Hello, Jay! Welcome to OSM’s community forum and thank you for your question.
Take a deep breath, this is little technical-wonky, and peculiar to European rail, North American rail and OSM all together. It has evolved over a decade+ in OSM and largely “settled down,” though it still does confuse many. We have good wiki to describe these, which only get better as the years go on. I recommend reading our rail wiki to discover more detail.
As OSM is first and foremost a database (our primary “thing” is our data, the maps, renderings, pretty drawings, ability to route a bicycle or hike…are all extras which are “bolted on” to the “bare data”).

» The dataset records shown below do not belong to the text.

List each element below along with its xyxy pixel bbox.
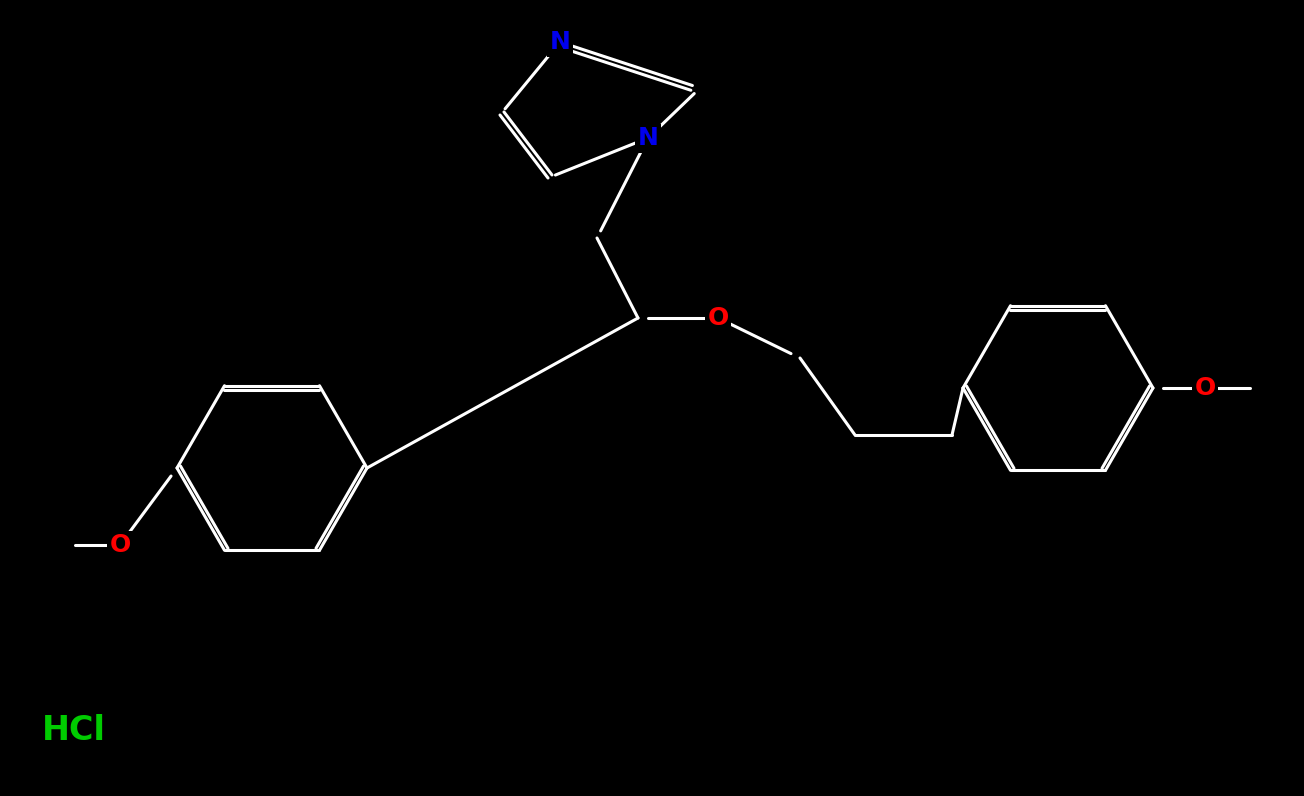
Text: O: O bbox=[110, 533, 130, 557]
Text: O: O bbox=[707, 306, 729, 330]
Text: HCl: HCl bbox=[42, 713, 106, 747]
Text: O: O bbox=[1194, 376, 1215, 400]
Text: N: N bbox=[638, 126, 659, 150]
Text: N: N bbox=[549, 30, 570, 54]
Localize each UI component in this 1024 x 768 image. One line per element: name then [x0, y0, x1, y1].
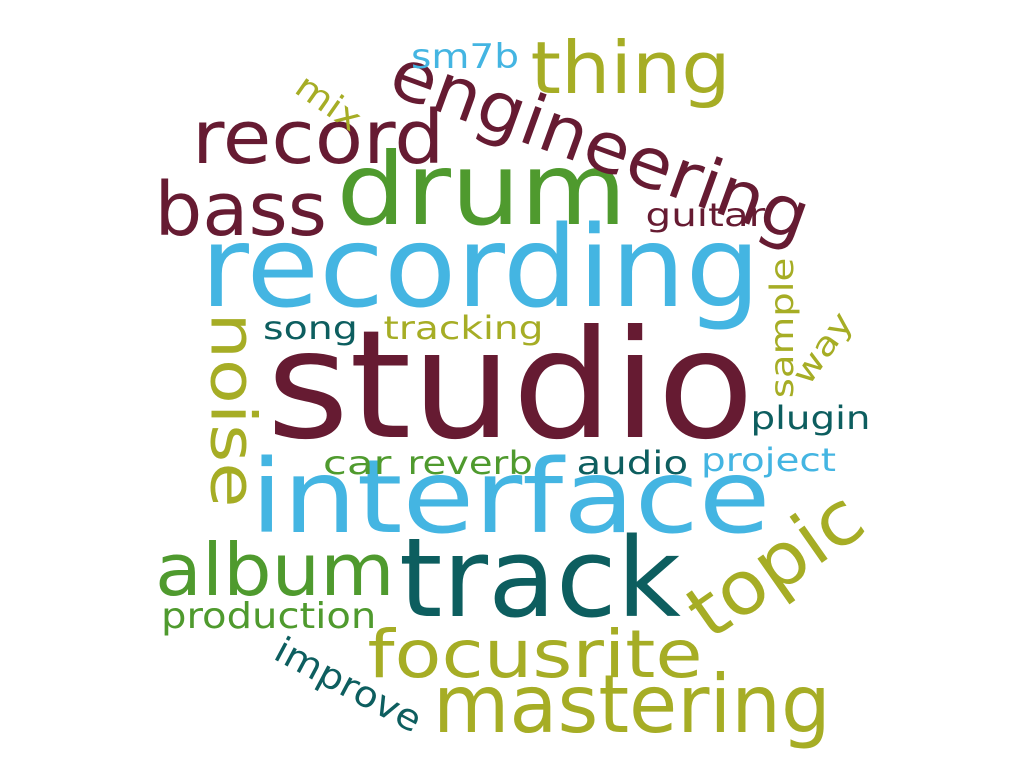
- word-drum: drum: [336, 131, 627, 248]
- word-project: project: [700, 441, 836, 479]
- word-mastering: mastering: [433, 658, 831, 751]
- word-car: car: [322, 444, 392, 482]
- word-song: song: [262, 309, 358, 347]
- word-audio: audio: [576, 444, 688, 482]
- word-reverb: reverb: [407, 444, 533, 482]
- word-tracking: tracking: [383, 309, 543, 347]
- word-bass: bass: [153, 167, 327, 253]
- word-production: production: [160, 596, 376, 637]
- word-sm7b: sm7b: [410, 37, 520, 77]
- word-thing: thing: [529, 26, 731, 110]
- word-record: record: [191, 95, 445, 181]
- word-recording: recording: [199, 203, 761, 333]
- word-track: track: [399, 514, 681, 642]
- word-album: album: [155, 528, 395, 612]
- word-plugin: plugin: [750, 399, 870, 437]
- word-guitar: guitar: [645, 196, 765, 234]
- word-noise: noise: [195, 312, 269, 508]
- word-sample: sample: [763, 257, 802, 399]
- word-interface: interface: [249, 438, 770, 557]
- word-studio: studio: [265, 299, 754, 473]
- word-focusrite: focusrite: [367, 616, 703, 693]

Therefore, since your Data → KML → Download process-pipeline for both the France data and the USA data is essentially identical, it simply must be that it is the data, and slight differences in their form, is what is at issue here.
Indeed, there are various methods that have emerged in OSM to enter rail. There are differences in how countries in Europe (especially Germany, which has very specific methods by which it internally structures, groups together and names its rail elements) and countries in North America structure and group together our rail. It has confused many for many years, but think of it like this: in Germany (say), they group segments of rail (multiple ways tagged railway=rail
) together into relations tagged route=tracks
. THEN, there is an additional relation which groups segments of rail together into relations tagged route=railway
. The latter has to do with how, in turn, relations for passengers, tagged route=train
, are constructed: these two are logically linked together, but “in a particular way that Germans prefer for both their tracks and their trains together in OSM.”

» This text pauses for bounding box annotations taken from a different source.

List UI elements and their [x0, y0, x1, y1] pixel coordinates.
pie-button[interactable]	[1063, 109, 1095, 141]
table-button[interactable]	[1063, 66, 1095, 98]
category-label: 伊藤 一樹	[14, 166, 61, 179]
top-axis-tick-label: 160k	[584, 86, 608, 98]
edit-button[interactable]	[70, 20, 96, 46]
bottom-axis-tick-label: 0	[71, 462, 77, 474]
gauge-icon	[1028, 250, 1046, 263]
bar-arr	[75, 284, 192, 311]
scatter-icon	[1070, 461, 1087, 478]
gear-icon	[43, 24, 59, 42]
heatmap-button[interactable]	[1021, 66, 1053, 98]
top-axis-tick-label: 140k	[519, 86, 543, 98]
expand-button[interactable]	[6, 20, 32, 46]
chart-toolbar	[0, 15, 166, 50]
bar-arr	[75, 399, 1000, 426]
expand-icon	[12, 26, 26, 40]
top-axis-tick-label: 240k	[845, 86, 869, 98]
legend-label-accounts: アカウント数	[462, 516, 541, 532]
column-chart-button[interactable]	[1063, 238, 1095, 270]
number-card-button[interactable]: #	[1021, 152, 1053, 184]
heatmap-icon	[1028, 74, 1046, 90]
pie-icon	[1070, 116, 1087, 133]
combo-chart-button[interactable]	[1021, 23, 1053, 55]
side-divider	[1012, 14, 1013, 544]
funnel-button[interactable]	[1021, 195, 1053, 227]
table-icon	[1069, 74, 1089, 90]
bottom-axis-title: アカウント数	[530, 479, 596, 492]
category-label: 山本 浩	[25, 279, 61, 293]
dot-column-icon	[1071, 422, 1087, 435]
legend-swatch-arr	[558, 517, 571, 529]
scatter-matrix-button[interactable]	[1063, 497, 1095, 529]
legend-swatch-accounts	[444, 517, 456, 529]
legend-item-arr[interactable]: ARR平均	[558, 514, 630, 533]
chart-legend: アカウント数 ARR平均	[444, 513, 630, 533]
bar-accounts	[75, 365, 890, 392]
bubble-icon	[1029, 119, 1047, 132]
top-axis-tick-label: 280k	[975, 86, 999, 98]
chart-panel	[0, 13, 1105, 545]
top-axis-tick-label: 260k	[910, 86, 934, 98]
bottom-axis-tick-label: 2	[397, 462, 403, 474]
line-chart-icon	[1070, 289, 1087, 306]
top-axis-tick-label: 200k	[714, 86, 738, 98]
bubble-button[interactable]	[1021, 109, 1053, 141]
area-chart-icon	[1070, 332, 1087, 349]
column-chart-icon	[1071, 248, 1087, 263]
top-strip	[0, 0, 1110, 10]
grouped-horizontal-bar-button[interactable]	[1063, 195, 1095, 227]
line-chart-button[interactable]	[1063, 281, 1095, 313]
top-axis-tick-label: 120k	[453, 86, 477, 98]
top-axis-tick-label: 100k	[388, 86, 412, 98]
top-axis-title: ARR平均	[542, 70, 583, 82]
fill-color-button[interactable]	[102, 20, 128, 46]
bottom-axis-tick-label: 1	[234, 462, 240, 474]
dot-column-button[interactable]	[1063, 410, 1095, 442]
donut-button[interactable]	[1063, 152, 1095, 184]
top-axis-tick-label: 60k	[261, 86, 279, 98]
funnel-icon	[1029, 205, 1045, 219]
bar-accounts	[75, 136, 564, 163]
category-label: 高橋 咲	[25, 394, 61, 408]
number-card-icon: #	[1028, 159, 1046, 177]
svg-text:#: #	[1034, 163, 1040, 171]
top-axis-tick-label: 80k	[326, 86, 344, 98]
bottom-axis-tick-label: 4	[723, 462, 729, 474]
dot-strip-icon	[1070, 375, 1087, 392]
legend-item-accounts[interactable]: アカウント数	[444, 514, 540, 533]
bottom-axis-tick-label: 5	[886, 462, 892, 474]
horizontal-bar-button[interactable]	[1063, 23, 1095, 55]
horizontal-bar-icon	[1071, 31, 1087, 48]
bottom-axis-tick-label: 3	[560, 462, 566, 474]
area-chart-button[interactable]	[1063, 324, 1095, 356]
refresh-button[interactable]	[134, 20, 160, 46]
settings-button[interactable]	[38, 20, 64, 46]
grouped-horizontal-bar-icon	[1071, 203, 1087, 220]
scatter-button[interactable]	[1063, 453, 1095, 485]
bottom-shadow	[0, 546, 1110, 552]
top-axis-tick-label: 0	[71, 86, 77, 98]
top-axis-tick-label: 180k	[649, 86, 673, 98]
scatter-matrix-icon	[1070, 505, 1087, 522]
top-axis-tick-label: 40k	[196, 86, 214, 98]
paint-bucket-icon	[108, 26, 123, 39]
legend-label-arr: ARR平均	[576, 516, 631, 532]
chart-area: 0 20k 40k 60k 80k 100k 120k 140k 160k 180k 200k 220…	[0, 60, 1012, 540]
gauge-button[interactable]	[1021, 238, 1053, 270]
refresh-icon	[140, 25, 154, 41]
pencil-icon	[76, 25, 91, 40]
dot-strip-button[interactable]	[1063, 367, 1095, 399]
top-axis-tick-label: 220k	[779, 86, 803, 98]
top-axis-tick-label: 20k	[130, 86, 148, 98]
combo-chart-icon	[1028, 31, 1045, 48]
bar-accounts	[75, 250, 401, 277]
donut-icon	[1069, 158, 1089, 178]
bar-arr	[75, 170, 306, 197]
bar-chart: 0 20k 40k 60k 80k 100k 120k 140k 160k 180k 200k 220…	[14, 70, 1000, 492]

But in the USA, because of the way we aggregate rail, (pretty much the same across the three countries of North America, as our rail networks interchange), we see no need for making relations tagged route=tracks
, we “skip” directly to aggregating our ways tagged railway=rail
more directly (no tracks
relation) into route=railway
relations. Briefly, Germany uses railway routes to “prototype” tracks for passenger trains (into certain kinds of aggregations), while tracks routes can be used for freight and industrial lines. North American rail uses the railway routes for both frieght / industrial lines as well as passenger trains, so we eschew tracks relations — no need for them here.
That’s a short version of what I think is at the root of what you are seeing. Though, I’m not entirely certain without a fair bit of trying your pipeline (presently I’m less familiar with it) with various datasets. So, I can’t “solve” this for you, I’m attempting to explain what I know might be a reason for what you are seeing. I hope this is helpful to you!